Relocation Strategies expands as brokers face a wave of 2026 commercial moves
Relocation Strategies said it is available nationwide in 2026 to help commercial real estate brokers manage office and industrial relocations as investment activity, data center leasing and office repositioning accelerate. The Irvine-based firm says its role covers planning, vendor coordination, IT, compliance, move-day execution and restoration across all 50 states.
Why it matters: - Commercial real estate brokers are facing more move-related execution risk as 2026 investment rises and tenants race to secure scarce space. - Relocation Strategies is positioning itself as the project management layer between a lease deal and the actual move-in. - The firm says brokers can hand off the operational side of relocations while keeping their real estate transaction separate.
What happened: - Relocation Strategies announced full-market availability as a commercial office move and relocation project management partner for brokers and their clients across all 50 states. - The Irvine, California-based firm manages office moves from lease signing through vendor coordination, information technology infrastructure, compliance, move-day execution and landlord restoration of the prior space. - The company also covers data center migrations, manufacturing facility transitions, warehouse and distribution relocations, law firm moves, healthcare practice transitions and laboratory relocations. - For more information, readers can visit the company's announcement.
The details: - CBRE's 2026 U.S. Real Estate Market Outlook projects data center leasing to reach an all-time high in 2026. - New data center activity is concentrated in Northern Virginia, Dallas-Fort Worth, Phoenix, and parts of Texas and Louisiana. - CBRE identified Alabama, Mississippi, Louisiana, Georgia, Florida, South Carolina, North Carolina, Virginia and Pennsylvania as priority development locations. - Preleasing activity in those markets is expected to stay in the mid-70% range, above the historical norm of 40% to 50%. - Cushman and Wakefield's Q1 2026 U.S. Office MarketBeat report said Class A net absorption increased in 47 of the 91 markets tracked. - Office completions are set to fall 75% in 2026, and three-quarters of the remaining pipeline is already pre-leased. - The tight supply is pushing tenants into compressed timelines with less room for execution mistakes. - At the state level, Tennessee, Virginia, North Carolina, South Carolina, Georgia and Florida are among the most active commercial real estate markets. - Nashville and Charlotte are leading balanced office and industrial performance in their respective states. - Northern Virginia has especially tight industrial conditions. - Dallas leads the nation in office sales volume, with employment up 12.5% since 2020. - Industrial demand remains strong in California's Inland Empire and across Texas as nearshoring and onshoring continue to drive facility demand. - Corey T. Udkoff, principal of Relocation Strategies, said commercial real estate investment activity is expected to increase 16% in 2026 to $562 billion, nearly matching the pre-pandemic annual average. - Udkoff said each dollar of that investment eventually requires physical execution. - Relocation Strategies says it has completed more than 80 projects for a single national client across 20 states and Canada.

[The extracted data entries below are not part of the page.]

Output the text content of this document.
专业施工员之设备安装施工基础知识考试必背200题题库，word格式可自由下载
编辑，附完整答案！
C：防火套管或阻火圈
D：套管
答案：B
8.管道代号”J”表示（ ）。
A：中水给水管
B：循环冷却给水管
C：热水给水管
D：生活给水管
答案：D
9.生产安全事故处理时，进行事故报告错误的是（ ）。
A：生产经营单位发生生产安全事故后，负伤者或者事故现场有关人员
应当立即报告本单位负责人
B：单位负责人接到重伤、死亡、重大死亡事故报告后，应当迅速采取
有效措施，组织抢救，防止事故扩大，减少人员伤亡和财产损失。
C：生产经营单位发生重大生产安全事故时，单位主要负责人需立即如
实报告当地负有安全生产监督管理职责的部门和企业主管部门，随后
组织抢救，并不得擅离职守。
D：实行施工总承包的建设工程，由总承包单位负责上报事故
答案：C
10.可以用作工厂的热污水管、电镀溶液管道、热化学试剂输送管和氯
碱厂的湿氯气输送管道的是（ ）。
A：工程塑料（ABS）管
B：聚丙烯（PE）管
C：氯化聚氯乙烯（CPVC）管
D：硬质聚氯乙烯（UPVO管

Between the lines: - The announcement ties a broad CRE investment upswing to a narrower but necessary services niche: actually moving people, equipment and systems without downtime. - The message to brokers is practical. More deals now depend on flawless execution, not just signed leases. - The strongest demand appears concentrated in markets where office reshuffling, industrial growth and data center expansion are all happening at once.
What's next: - Relocation Strategies is betting 2026 will bring enough move activity across office, industrial and specialized facility types to justify nationwide broker partnerships. - The company is likely to compete on speed, coordination and low disruption as clients race to occupy new space on day one. - Relocation Strategies says its standard is a fully operational space when clients arrive, regardless of sector or state.
The bottom line: - As commercial real estate spending rises and relocations get more complex, Relocation Strategies is pitching itself as the execution partner brokers need after the deal closes.
Disclaimer: This article was produced by AGP Wire with the assistance of artificial intelligence based on original source content and has been refined to improve clarity, structure, and readability. This content is provided on an “as is” basis. While care has been taken in its preparation, it may contain inaccuracies or omissions, and readers should consult the original source and independently verify key information where appropriate. This content is for informational purposes only and does not constitute legal, financial, investment, or other professional advice.